I’m glad (relieved?) to find we’re on the same wavelength when it comes to this issue. Having made both sermons and (published) stories, after some reflection I concluded that the kind of storyteller that would most closely parallel Jesus’ method would be the novelist, not the preacher with illustrations. And writing genuine, useful parables ain’t easy — starting with the realization that he told parables to teach the wizards and baffle the Muggles.
(Admit it, folks … none of us likes to see glazed eyes in the congregation.)
Jeremy Myers says
Ha! Right. That glazed eye condition is the worst. Stories can (and do) help with this, and should be used if they fit the message and the pastoral personality.
I still believe there is great power in story. (I’m not a pastor, but a filmmaker.) It all depends on who the audience is. For believers, speak in truth like Jesus did with his disciples. No need to tell them parables because they believe. But, well told, God-breathed stories for unbelievers can get past their preconceived biases and reach right to the heart.
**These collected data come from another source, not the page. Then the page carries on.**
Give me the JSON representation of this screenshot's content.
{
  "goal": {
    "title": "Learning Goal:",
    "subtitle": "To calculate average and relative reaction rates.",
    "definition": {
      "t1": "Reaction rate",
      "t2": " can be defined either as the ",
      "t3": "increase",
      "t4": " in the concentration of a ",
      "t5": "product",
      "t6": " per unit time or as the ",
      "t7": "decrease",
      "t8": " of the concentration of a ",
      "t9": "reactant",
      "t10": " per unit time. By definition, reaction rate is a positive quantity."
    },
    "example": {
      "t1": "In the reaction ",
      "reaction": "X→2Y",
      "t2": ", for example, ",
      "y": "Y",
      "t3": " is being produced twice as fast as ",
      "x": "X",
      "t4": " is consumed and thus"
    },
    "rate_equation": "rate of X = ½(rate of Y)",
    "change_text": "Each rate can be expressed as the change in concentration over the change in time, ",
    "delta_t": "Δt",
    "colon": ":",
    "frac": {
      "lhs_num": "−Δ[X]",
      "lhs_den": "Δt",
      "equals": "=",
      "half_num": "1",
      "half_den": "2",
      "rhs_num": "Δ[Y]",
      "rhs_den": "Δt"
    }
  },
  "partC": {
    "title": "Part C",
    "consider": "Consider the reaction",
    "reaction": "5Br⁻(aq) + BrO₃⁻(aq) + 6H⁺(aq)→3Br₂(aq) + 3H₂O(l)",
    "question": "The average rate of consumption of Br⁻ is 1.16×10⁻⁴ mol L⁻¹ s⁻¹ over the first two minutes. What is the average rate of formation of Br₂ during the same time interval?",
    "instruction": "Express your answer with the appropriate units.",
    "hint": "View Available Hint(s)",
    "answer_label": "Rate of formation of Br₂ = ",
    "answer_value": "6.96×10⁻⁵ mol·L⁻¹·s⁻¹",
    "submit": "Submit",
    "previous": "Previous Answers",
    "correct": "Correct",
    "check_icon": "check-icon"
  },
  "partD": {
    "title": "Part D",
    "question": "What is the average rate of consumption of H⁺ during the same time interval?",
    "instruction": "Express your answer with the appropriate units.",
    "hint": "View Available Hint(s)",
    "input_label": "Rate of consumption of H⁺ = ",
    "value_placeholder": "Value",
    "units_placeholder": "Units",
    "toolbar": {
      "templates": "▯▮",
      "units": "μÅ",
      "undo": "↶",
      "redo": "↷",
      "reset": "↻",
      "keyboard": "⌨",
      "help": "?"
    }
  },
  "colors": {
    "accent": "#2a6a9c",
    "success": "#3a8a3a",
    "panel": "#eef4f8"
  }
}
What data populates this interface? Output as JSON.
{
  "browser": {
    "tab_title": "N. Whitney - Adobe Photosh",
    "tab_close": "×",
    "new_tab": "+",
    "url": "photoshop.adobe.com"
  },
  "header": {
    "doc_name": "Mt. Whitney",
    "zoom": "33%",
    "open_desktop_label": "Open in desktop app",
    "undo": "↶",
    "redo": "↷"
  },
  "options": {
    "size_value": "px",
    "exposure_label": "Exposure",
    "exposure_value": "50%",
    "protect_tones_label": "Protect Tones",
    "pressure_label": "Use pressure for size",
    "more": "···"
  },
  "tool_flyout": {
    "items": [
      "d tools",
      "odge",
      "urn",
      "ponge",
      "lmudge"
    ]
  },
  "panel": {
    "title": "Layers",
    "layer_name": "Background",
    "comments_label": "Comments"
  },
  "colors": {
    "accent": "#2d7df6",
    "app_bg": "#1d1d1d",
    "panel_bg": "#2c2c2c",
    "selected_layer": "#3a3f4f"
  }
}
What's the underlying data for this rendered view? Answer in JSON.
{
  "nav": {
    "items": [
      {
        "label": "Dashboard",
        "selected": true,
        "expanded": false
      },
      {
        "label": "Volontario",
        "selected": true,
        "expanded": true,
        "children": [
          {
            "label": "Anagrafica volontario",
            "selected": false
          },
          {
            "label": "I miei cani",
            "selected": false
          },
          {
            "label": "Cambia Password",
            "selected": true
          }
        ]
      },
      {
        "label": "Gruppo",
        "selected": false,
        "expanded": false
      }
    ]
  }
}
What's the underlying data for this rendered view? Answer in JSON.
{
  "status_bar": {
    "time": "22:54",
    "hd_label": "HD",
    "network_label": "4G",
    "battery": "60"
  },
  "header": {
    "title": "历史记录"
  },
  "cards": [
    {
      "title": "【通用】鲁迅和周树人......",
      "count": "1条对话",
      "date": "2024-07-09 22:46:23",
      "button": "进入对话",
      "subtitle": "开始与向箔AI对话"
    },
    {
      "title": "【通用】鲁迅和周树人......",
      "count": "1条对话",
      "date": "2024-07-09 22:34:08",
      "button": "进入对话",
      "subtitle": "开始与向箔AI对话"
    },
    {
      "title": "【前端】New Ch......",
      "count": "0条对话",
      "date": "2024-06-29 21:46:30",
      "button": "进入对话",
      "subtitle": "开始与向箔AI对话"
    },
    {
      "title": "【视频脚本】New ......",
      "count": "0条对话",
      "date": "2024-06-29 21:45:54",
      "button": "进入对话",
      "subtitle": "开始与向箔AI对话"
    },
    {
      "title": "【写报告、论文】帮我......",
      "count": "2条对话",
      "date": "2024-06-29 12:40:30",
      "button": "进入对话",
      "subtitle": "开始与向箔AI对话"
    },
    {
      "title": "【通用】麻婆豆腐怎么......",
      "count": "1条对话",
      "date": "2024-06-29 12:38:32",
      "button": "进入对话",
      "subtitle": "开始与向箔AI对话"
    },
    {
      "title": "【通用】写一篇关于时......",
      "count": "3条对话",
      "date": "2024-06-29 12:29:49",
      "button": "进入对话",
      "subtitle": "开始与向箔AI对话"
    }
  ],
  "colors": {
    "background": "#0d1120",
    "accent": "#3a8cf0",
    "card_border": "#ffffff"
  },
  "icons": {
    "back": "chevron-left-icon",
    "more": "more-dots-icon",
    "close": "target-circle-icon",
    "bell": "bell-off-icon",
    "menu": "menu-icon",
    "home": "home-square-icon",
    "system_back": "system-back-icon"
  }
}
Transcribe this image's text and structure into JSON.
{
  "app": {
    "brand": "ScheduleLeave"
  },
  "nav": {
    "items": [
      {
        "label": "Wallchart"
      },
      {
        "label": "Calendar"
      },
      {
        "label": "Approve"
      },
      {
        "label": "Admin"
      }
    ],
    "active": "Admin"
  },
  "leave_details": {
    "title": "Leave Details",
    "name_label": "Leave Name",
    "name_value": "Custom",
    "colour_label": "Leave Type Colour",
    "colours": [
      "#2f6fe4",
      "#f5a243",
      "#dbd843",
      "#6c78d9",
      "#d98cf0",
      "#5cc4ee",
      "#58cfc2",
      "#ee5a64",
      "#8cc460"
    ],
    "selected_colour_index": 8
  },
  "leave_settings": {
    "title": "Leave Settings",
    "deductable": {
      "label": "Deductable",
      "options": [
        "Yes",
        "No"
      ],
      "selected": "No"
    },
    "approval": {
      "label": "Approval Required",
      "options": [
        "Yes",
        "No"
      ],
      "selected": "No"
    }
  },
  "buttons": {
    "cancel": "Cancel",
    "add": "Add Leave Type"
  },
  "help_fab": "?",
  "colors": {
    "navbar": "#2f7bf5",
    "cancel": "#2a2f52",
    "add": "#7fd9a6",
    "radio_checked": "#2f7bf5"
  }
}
Case and point — King David. He knew he committed adultery and he knew he killed to cover it up, but it wasn’t until Nathan the prophet told him a story that pierced the hardness of his heart and he broke. The power of a good story can do that. Even for hard headed believers.
Jeremy Myers says
Yes! There is great power in story. I believe there is greater power in narrative than in prose. If someone wants to tell stories (as you do), I encourage them to do so, and to be as creative as possible in the telling of the story, for there is true power there.
I just am not a fan of people defending their use of illustrations in sermons by saying “Jesus told stories and so should we.”
So keep making movies and telling good stories!
Allan Lee says
Wow! Thanks, Jeremy, I thought I was the only one who taught this way! My first homiletic professor at MBI taught that the “perfect sermon” consisted of Three Major Points, each with a illustration ….
The same emphasis at DTS was made by Dr. H. Robinson , in fact, information on how to get the best illustrations and record them was a major part of the course! I ordered them but never used them!
Thanks for the “renegade” practicality of your teaching!
Jeremy Myers says
We probably had the same profs. I also graduated from MBI and DTS. Ha! Keep preaching and teaching the Word!